In another aspect, the present invention provides a method of
drilling a wellbore with casing, comprising placing a string of
casing operatively coupled to a drill bit at the lower end thereof
into a previously formed wellbore; urging the string of casing
axially downward to form a new section of wellbore; pumping fluid
through the string of casing into an annulus formed between the
string of casing and the new section of wellbore; and diverting a
portion of the fluid into an upper annulus in the previously formed
wellbore. In one embodiment, the fluid is diverted into the upper
annulus from a flow path in a run-in string of tubulars disposed
above the string of casing. Additionally, the flow path is
selectively opened and closed to control the amount of fluid
flowing through the flow path. In another embodiment, the fluid is
diverted into the upper annulus via an independent fluid path. The
independent fluid path is formed at least partially within the
string of casing.
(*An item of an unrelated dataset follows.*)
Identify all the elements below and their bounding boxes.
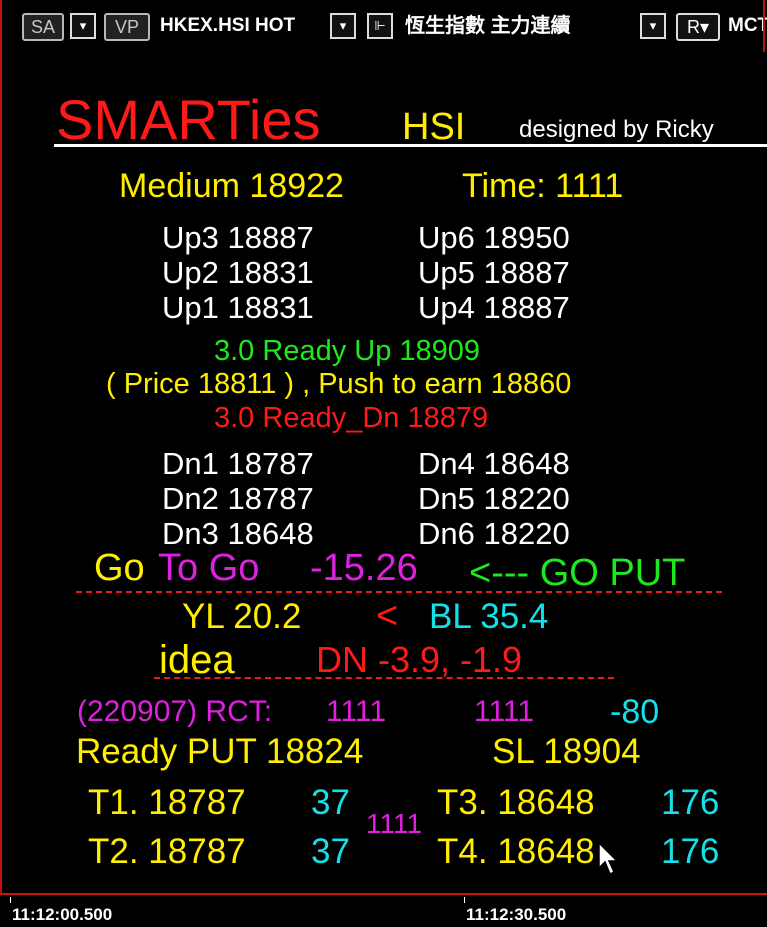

In yet another embodiment, the fluid is diverted
into the upper annulus via a flow apparatus disposed in the string
of casing.
In another aspect, the present invention provides a method for
lining a wellbore, comprising forming a wellbore with an assembly
including an earth removal member mounted on a work string, a liner
disposed around at least a portion of the work string, a first
sealing member disposed on the work string, and a second sealing
member disposed on an outer portion of the liner; lowering the
liner to a location in the wellbore adjacent the earth removal
member while circulating a fluid through the earth removal member;
actuating the first sealing member; fixing the liner section in the
wellbore; actuating the second sealing member; and removing the
work string and the earth removal member from the wellbore. In one
embodiment, the first sealing member is disposed below the liner
while circulating the fluid. In another embodiment, fixing the
liner section in the wellbore comprises supplying a physically
alterable bonding material to an annular area between the liner and
the wellbore. The physically alterable bonding material is supplied
through the work string at a location above the first sealing
member.
While the foregoing is directed to embodiments of the present
invention, other and further embodiments of the invention may be
devised without departing from the basic scope thereof, and the
scope thereof is determined by the claims that follow.